What is compound? I have been using WD-40 very generously and had originally been blowing chips away with an air compressor, but lately I think holding the shop-vac near the endmill works great to keep the chips away and saves me a bunch of cleaning afterwards.

5). When machining an outside radius the feed rate must increase form the straight.
6). When machining an inside radius the feed rate must decrease from the straight.

Hmmm... see my next post after this.

7). Beware that the cutter load can bend the cutter away from the job, even on light cuts, and this can give non vertical sides.

I've read about that and think it's responsible for my other finish issues... see next post after this.

Been there. Done that. :cheers:

Thanks,
-Neil.

[cnczoner]

So I ran a few tests today. I first ran a straight 45-deg (not sure of the metric for 45-deg ) diagonal line (as a 0.010" finish pass at 5 IPM) and got the scallops again -- a regular pattern of lines (similar to the polygon-like problem on the circles in my original post, but in a straight line now). This photo doesn't really show the problem as much as it is, but it's definitely there, and I can feel it easily with a finger. The spacing between each of this ridges is consistent. So the problem is confirmed not due to circle interpolation.




Next I worked on correcting the divot at the cardinal point due to the backlash compensation. I slowed down the backlash compensation speed from 50% of max feed to 10% and that worked beautifully. No divot visible now.

With this, I also ran a number of arc tests, finish pass of 0.010", climb milling at 1500 RPM, but with feeds of 30ipm, 20ipm, 10ipm, 5ipm, 3ipm, 1ipm, and 0.5ipm. The scallops are still there, and the spacing between the scallops doesn't really change with feed changes, but they are less pronounced at slower feeds.
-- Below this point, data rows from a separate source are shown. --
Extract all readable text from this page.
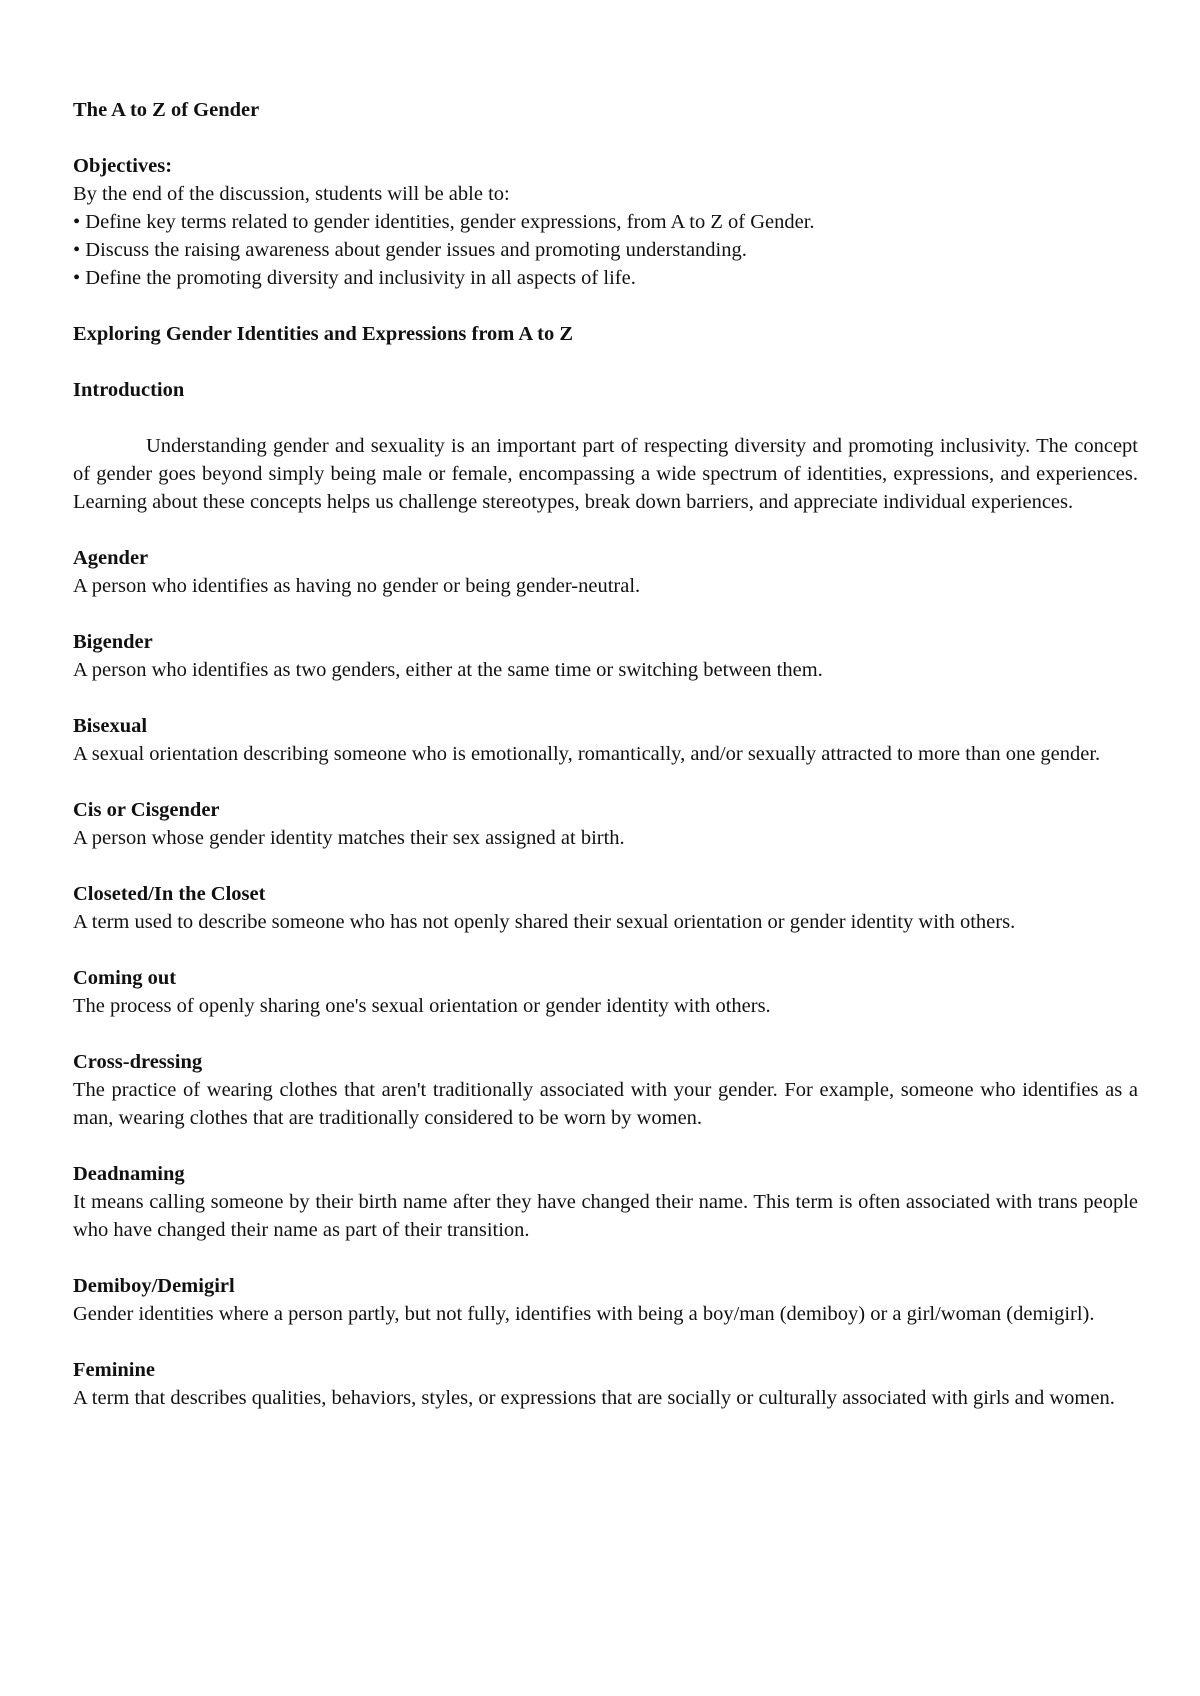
The A to Z of Gender
Objectives:
By the end of the discussion, students will be able to:
• Define key terms related to gender identities, gender expressions, from A to Z of Gender.
• Discuss the raising awareness about gender issues and promoting understanding.
• Define the promoting diversity and inclusivity in all aspects of life.
Exploring Gender Identities and Expressions from A to Z
Introduction

Understanding gender and sexuality is an important part of respecting diversity and promoting inclusivity. The concept of gender goes beyond simply being male or female, encompassing a wide spectrum of identities, expressions, and experiences. Learning about these concepts helps us challenge stereotypes, break down barriers, and appreciate individual experiences.

Agender
A person who identifies as having no gender or being gender-neutral.
Bigender
A person who identifies as two genders, either at the same time or switching between them.
Bisexual
A sexual orientation describing someone who is emotionally, romantically, and/or sexually attracted to more than one gender.
Cis or Cisgender
A person whose gender identity matches their sex assigned at birth.
Closeted/In the Closet
A term used to describe someone who has not openly shared their sexual orientation or gender identity with others.
Coming out
The process of openly sharing one's sexual orientation or gender identity with others.
Cross-dressing
The practice of wearing clothes that aren't traditionally associated with your gender. For example, someone who identifies as a man, wearing clothes that are traditionally considered to be worn by women.
Deadnaming
It means calling someone by their birth name after they have changed their name. This term is often associated with trans people who have changed their name as part of their transition.
Demiboy/Demigirl
Gender identities where a person partly, but not fully, identifies with being a boy/man (demiboy) or a girl/woman (demigirl).
Feminine
A term that describes qualities, behaviors, styles, or expressions that are socially or culturally associated with girls and women.
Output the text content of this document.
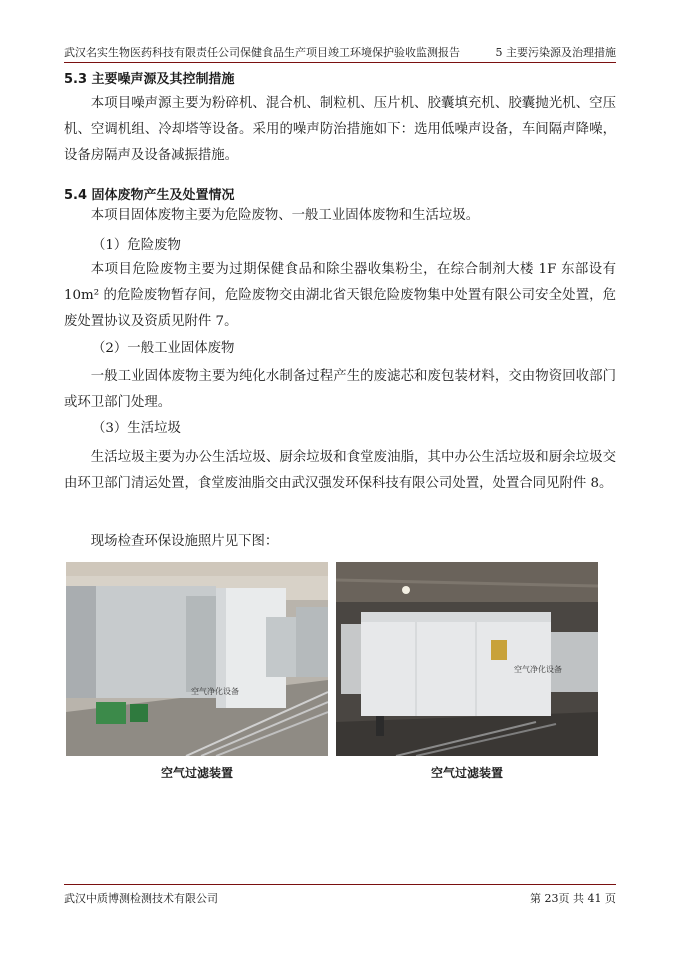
武汉名实生物医药科技有限责任公司保健食品生产项目竣工环境保护验收监测报告	5 主要污染源及治理措施
5.3 主要噪声源及其控制措施

本项目噪声源主要为粉碎机、混合机、制粒机、压片机、胶囊填充机、胶囊抛光机、空压机、空调机组、冷却塔等设备。采用的噪声防治措施如下：选用低噪声设备，车间隔声降噪，设备房隔声及设备减振措施。

5.4 固体废物产生及处置情况

本项目固体废物主要为危险废物、一般工业固体废物和生活垃圾。

（1）危险废物

本项目危险废物主要为过期保健食品和除尘器收集粉尘，在综合制剂大楼 1F 东部设有 10m² 的危险废物暂存间，危险废物交由湖北省天银危险废物集中处置有限公司安全处置，危废处置协议及资质见附件 7。

（2）一般工业固体废物

一般工业固体废物主要为纯化水制备过程产生的废滤芯和废包装材料，交由物资回收部门或环卫部门处理。

（3）生活垃圾

生活垃圾主要为办公生活垃圾、厨余垃圾和食堂废油脂，其中办公生活垃圾和厨余垃圾交由环卫部门清运处置，食堂废油脂交由武汉强发环保科技有限公司处置，处置合同见附件 8。

现场检查环保设施照片见下图：

空气净化设备
空气过滤装置
空气净化设备
空气过滤装置
武汉中质博测检测技术有限公司	第 23页 共 41 页
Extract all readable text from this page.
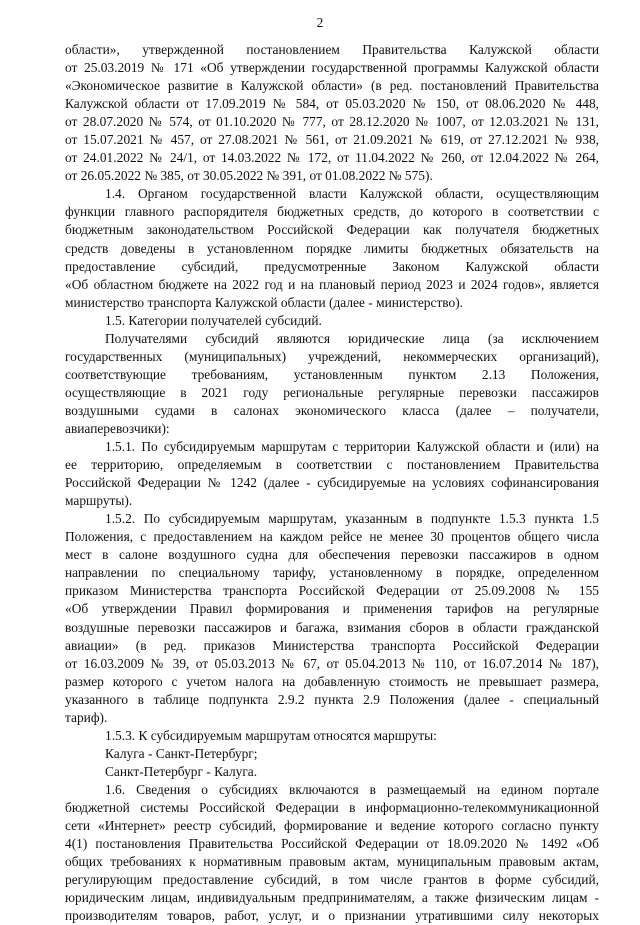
2
области», утвержденной постановлением Правительства Калужской области
от 25.03.2019 № 171 «Об утверждении государственной программы Калужской области
«Экономическое развитие в Калужской области» (в ред. постановлений Правительства
Калужской области от 17.09.2019 № 584, от 05.03.2020 № 150, от 08.06.2020 № 448,
от 28.07.2020 № 574, от 01.10.2020 № 777, от 28.12.2020 № 1007, от 12.03.2021 № 131,
от 15.07.2021 № 457, от 27.08.2021 № 561, от 21.09.2021 № 619, от 27.12.2021 № 938,
от 24.01.2022 № 24/1, от 14.03.2022 № 172, от 11.04.2022 № 260, от 12.04.2022 № 264,
от 26.05.2022 № 385, от 30.05.2022 № 391, от 01.08.2022 № 575).
1.4. Органом государственной власти Калужской области, осуществляющим
функции главного распорядителя бюджетных средств, до которого в соответствии с
бюджетным законодательством Российской Федерации как получателя бюджетных
средств доведены в установленном порядке лимиты бюджетных обязательств на
предоставление субсидий, предусмотренные Законом Калужской области
«Об областном бюджете на 2022 год и на плановый период 2023 и 2024 годов», является
министерство транспорта Калужской области (далее - министерство).
1.5. Категории получателей субсидий.
Получателями субсидий являются юридические лица (за исключением
государственных (муниципальных) учреждений, некоммерческих организаций),
соответствующие требованиям, установленным пунктом 2.13 Положения,
осуществляющие в 2021 году региональные регулярные перевозки пассажиров
воздушными судами в салонах экономического класса (далее – получатели,
авиаперевозчики):
1.5.1. По субсидируемым маршрутам с территории Калужской области и (или) на
ее территорию, определяемым в соответствии с постановлением Правительства
Российской Федерации № 1242 (далее - субсидируемые на условиях софинансирования
маршруты).
1.5.2. По субсидируемым маршрутам, указанным в подпункте 1.5.3 пункта 1.5
Положения, с предоставлением на каждом рейсе не менее 30 процентов общего числа
мест в салоне воздушного судна для обеспечения перевозки пассажиров в одном
направлении по специальному тарифу, установленному в порядке, определенном
приказом Министерства транспорта Российской Федерации от 25.09.2008 № 155
«Об утверждении Правил формирования и применения тарифов на регулярные
воздушные перевозки пассажиров и багажа, взимания сборов в области гражданской
авиации» (в ред. приказов Министерства транспорта Российской Федерации
от 16.03.2009 № 39, от 05.03.2013 № 67, от 05.04.2013 № 110, от 16.07.2014 № 187),
размер которого с учетом налога на добавленную стоимость не превышает размера,
указанного в таблице подпункта 2.9.2 пункта 2.9 Положения (далее - специальный
тариф).
1.5.3. К субсидируемым маршрутам относятся маршруты:
Калуга - Санкт-Петербург;
Санкт-Петербург - Калуга.
1.6. Сведения о субсидиях включаются в размещаемый на едином портале
бюджетной системы Российской Федерации в информационно-телекоммуникационной
сети «Интернет» реестр субсидий, формирование и ведение которого согласно пункту
4(1) постановления Правительства Российской Федерации от 18.09.2020 № 1492 «Об
общих требованиях к нормативным правовым актам, муниципальным правовым актам,
регулирующим предоставление субсидий, в том числе грантов в форме субсидий,
юридическим лицам, индивидуальным предпринимателям, а также физическим лицам -
производителям товаров, работ, услуг, и о признании утратившими силу некоторых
I am also seeing a different finish problem, which is some vertical streaks, very closely spaced together. There is a direct relationship here that the slower the feed, the better the finish. This photo is a 0.010" finish pass at a fast 20ipm, purposely so, so that the streaks are more pronounced for the photo. The polygon-like scallops are still there, but it's hard to tell with the streaks over-powering them.




This is the best finish I could achieve, which is a finish pass at 0.5ipm, but this time I used ATF as the lubricant rather than WD-40. The scallops are still present, though less pronouced. Somehow I can't get a good photo of it.




I need to run more comparisons, but I'm much more pleased with the finish after all these tweaks. I still have a way to go though. Next steps will be adjusting out the backlash on the leadscrews, and adjusting gibs etc.

Cheers,
-Neil.

[cnczoner]

BTW, just for reference, in those photos above, the material is 6061 T6, about 2" wide x 0.375" thick.

[dapoling]

cnczoner I do not see any programming trouble or with your feeds and speeds, I still feel it is a machine problem.
You can keep chasing feeds and speeds but I think it will just be frustrating to you until the real problem is found.